A new innovative smoking cessation program improves the quality of interventions that smokers receive in the emergency room and other medical settings, according to a Polaris Health Directions study.
A new innovative smoking cessation program improves the quality of interventions that smokers receive in the emergency room and other medical settings, according to a Polaris Health Directions study. Substantially more patients received referrals and initiated treatment in comparison to interventions more commonly seen, such as the distribution of informational pamphlets.
With the emergency room (ER) setting frequently the only source of health care for the poor and uninsured—who are also more likely to smoke—these findings represent an opportunity to better address one of the most important modifiable health risk factors plaguing Americans.
The program used in the study merges multiple brief interventions into a single platform: a computer-based assessment, which measures tobacco use, history of quitting attempts and readiness to change; individualized feedback reports; a brief motivational video and the option to receive an automated, faxed referral.
Of the 75 smokers enrolled in the study 30 requested a referral, which triggered the selection of a treatment provider based on the patient’s insurance status and home address. The cessation counselor was then expected to contact the patient within five days to schedule an appointment. Twenty-seven were contacted, of whom six (8% of those enrolled) initiated treatment.
In a similar study of 591 smokers, only one (.2%) initiated treatment following passive referral–smokers are given information on where they can find help–which is the more typical approach in today’s U.S. health care system.

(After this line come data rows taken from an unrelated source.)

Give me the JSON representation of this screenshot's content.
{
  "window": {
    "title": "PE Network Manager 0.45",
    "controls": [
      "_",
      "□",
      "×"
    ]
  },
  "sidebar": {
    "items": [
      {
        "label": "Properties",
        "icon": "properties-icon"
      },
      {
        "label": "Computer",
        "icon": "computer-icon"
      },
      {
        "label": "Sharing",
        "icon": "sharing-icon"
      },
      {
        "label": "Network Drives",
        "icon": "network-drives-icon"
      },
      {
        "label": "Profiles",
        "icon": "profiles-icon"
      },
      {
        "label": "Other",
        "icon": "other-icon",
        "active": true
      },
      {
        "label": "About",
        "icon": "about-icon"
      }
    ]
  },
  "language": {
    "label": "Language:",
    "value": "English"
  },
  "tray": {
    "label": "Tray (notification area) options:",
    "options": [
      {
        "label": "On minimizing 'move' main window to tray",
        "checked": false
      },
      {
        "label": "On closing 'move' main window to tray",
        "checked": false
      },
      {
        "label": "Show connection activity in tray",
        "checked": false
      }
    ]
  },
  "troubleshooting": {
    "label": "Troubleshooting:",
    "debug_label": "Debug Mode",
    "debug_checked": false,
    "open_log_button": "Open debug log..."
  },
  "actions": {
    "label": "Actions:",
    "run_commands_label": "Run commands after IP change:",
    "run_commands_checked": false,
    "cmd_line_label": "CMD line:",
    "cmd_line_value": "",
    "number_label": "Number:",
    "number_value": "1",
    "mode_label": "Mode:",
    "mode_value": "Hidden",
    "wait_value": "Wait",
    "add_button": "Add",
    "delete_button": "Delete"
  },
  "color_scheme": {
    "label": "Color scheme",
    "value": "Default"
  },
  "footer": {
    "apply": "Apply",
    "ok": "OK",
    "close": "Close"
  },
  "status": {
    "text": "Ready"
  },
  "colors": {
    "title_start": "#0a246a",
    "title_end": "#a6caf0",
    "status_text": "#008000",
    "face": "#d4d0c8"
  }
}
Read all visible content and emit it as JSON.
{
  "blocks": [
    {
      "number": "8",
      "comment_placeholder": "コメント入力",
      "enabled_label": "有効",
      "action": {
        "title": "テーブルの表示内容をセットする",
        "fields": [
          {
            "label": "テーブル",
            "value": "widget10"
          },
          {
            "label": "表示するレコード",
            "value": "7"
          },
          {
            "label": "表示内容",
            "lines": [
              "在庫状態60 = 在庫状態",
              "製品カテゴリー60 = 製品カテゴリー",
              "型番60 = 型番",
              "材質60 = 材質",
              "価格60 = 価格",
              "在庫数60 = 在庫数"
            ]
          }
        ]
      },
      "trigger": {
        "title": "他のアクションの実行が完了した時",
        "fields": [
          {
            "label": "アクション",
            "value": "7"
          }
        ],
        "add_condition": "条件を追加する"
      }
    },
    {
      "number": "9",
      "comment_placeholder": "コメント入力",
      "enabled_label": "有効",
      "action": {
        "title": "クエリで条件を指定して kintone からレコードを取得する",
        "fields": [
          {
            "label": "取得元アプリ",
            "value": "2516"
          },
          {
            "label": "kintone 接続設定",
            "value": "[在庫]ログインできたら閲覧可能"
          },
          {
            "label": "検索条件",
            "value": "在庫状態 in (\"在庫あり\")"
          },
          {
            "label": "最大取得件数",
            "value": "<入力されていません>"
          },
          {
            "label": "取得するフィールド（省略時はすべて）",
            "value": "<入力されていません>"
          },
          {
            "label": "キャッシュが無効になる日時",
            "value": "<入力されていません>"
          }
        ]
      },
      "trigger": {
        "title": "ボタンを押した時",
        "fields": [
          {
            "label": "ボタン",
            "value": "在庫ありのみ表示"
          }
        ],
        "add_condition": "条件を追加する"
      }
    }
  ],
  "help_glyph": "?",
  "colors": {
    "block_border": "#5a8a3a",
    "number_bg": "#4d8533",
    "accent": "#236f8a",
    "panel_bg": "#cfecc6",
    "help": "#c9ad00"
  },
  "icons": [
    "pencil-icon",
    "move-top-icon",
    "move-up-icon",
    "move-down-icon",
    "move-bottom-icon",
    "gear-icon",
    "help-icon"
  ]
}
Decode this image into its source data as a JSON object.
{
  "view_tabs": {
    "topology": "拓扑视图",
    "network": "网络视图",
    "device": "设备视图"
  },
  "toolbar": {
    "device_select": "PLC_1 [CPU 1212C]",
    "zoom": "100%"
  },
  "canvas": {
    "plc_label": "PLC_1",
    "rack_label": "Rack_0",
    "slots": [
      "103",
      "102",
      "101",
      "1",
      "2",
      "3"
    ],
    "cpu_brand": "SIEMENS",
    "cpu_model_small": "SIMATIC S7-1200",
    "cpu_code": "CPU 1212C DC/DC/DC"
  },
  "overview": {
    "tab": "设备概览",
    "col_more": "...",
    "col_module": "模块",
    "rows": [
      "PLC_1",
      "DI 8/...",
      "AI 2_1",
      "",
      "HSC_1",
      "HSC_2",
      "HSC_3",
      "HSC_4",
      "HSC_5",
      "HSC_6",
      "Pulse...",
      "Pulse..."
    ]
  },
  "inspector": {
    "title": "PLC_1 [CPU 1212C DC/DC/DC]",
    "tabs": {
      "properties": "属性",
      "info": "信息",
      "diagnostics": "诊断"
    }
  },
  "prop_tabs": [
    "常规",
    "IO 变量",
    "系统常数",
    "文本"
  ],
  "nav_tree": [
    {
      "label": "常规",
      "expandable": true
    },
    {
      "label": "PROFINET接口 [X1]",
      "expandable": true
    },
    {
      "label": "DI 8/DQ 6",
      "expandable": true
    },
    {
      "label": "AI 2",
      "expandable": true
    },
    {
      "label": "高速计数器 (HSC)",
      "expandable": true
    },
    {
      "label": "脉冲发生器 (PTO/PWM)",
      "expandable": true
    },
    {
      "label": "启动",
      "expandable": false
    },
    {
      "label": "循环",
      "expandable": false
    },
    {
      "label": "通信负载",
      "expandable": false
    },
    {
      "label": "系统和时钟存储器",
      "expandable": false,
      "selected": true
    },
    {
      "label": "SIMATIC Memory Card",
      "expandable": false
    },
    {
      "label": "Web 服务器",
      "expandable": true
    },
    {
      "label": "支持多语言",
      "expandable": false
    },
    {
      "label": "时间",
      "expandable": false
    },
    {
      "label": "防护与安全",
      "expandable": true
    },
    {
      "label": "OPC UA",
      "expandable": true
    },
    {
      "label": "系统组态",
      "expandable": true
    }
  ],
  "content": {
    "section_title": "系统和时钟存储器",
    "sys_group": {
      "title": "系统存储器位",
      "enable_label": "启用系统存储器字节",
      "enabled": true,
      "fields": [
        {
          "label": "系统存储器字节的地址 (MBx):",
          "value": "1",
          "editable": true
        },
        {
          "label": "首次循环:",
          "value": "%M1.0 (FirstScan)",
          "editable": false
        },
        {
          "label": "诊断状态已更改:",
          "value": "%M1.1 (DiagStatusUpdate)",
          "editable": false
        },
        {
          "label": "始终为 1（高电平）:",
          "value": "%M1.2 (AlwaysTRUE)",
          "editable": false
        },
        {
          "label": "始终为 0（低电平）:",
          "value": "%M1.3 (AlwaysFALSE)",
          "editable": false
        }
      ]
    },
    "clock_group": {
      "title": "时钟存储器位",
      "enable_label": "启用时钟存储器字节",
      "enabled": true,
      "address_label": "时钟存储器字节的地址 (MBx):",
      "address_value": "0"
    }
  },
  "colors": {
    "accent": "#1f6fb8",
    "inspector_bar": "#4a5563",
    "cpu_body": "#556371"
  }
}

Both patients and health care providers expressed strong satisfaction with the assessment and referral system. ER physicians stated that the assessment report provided information that they had not assessed in 83 percent of the patients, and that 32 patients (43%) had received a referral they would not have otherwise received during routine clinical care.
Polaris is currently extending this research using the Dynamic Assessment and Referral System for Substance Abuse (DARSSA). In a randomized trial at Cooper University Hospital, in New Jersey, and the University of Massachusetts Medical School, Polaris is studying the impact of these comprehensive interventions among alcohol, drug and tobacco users.
For more information on this research or the DARSSA system, contact Polaris at [email protected] or visit http://www.polarishealth.com.
This project was supported by STTR Award Number 1R41 DA019718 from the National Institute on Drug Abuse. The content is solely the responsibility of the authors and does not necessarily represent the official views of the National Institute on Drug Abuse or the National Institutes of Health.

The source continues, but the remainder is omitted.